With basic abductive reasoning it becomes evident that the operator behind this moniker is OKEx, and that the exchange (probably) paid CoinIdol for the BitMex vs OKEx article, and also sponsored Honeycomb to publish the Reddit post. Honeycomb is likely OKEx’s external crisis-PR firm, having been the sole media outlet to have hosted an interview with Star Xu (OKEx CEO) following his recent arrest.
OKEx silently makes an amendment to a previous announcement. The below snapshot, from November 12, details the BSV distribution plan in bullet point 3. This term states that if users have outstanding borrow of BCH, the will not need to repay BSV.
The below snapshot is the same announcement page, amended. In an underhanded attempt to deceive their users, OKEx’s removes the original bullet point 3 entirely. The post was originally published on November 12, and shows as ‘last updated’ on November 17.
OKEx imposes a BSV liability for BCH borrowers. In the new announcement, they state: “ If you have an outstanding BCH loan amount: you will have to repay the amount in BCHABC and BCHSV based on the ratio 1 BCH = 1 BCHABC + 1 BCHSV. First, the USDT in your margin account will be converted to BCHABC and BCHSV according to the token trading market price of that time to repay the amount. Then, if it is not enough, you will have to cover the amount by your BCHABC and BCHSV distribution.”
- OKEx originally stated BCH borrowers will not need to repay BSV. Multiple users in the trading community also received ongoing validation from OKEx customer support, reaffirming this policy.
- OKEx quietly amends the original announcement, removing and invalidating the prior policy.
- OKEx announces that users who have borrowed BCH now owe both ABC and BSV to the exchange.

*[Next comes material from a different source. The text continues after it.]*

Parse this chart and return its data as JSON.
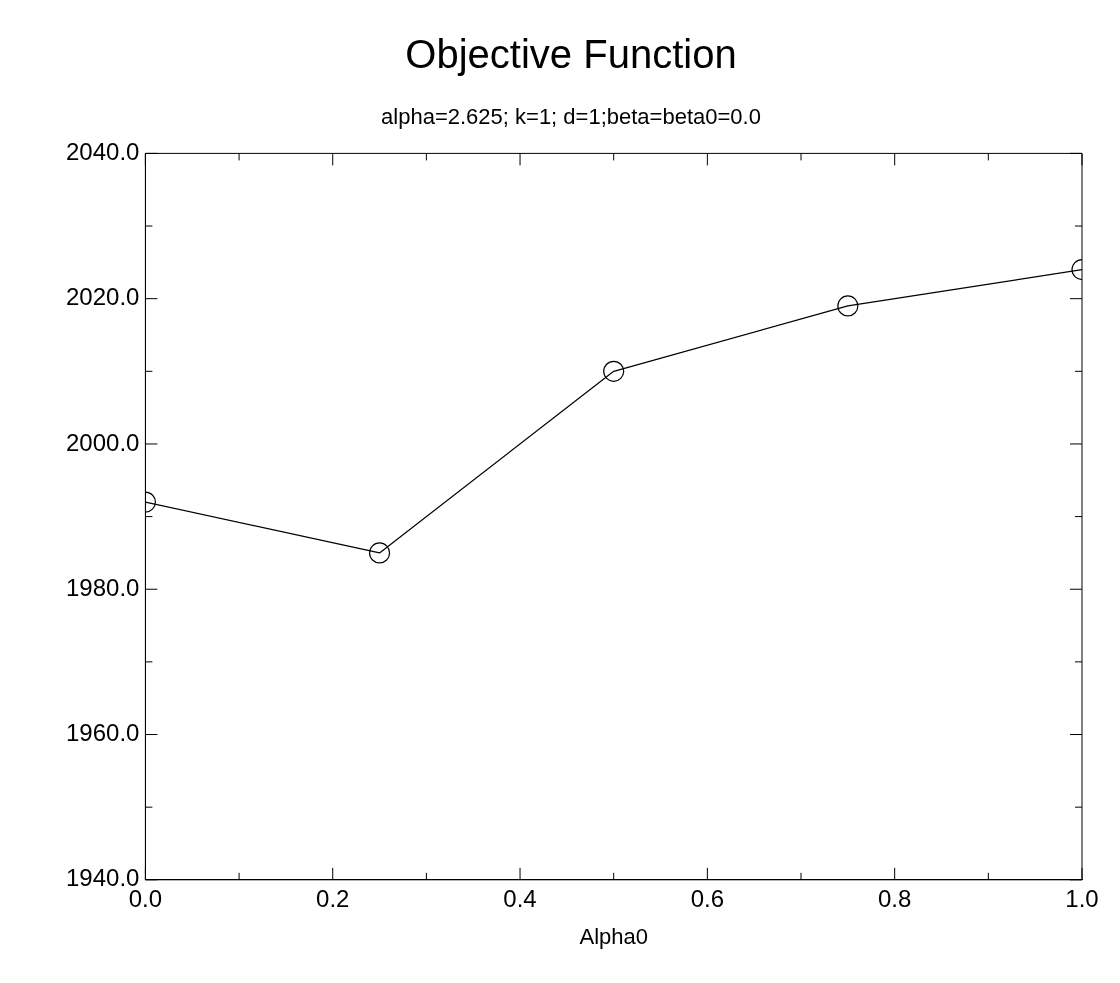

Should there be evidence beyond reasonable doubt that no act of gross negligence or market manipulation has taken place, there would be no need for OKEx to hide behind anonymous monikers and resort to sloppy, unsophisticated propaganda. The course of events surrounding the BCH hard fork are indicative of market manipulation, fraud and deceit.
OKEx has failed to provide an explanation.
As an active market participant and liquidity provider in the global spot and derivative markets, we are calling for regulation and transparency at OKEx in order to promote and maintain a healthy and fair trading environment.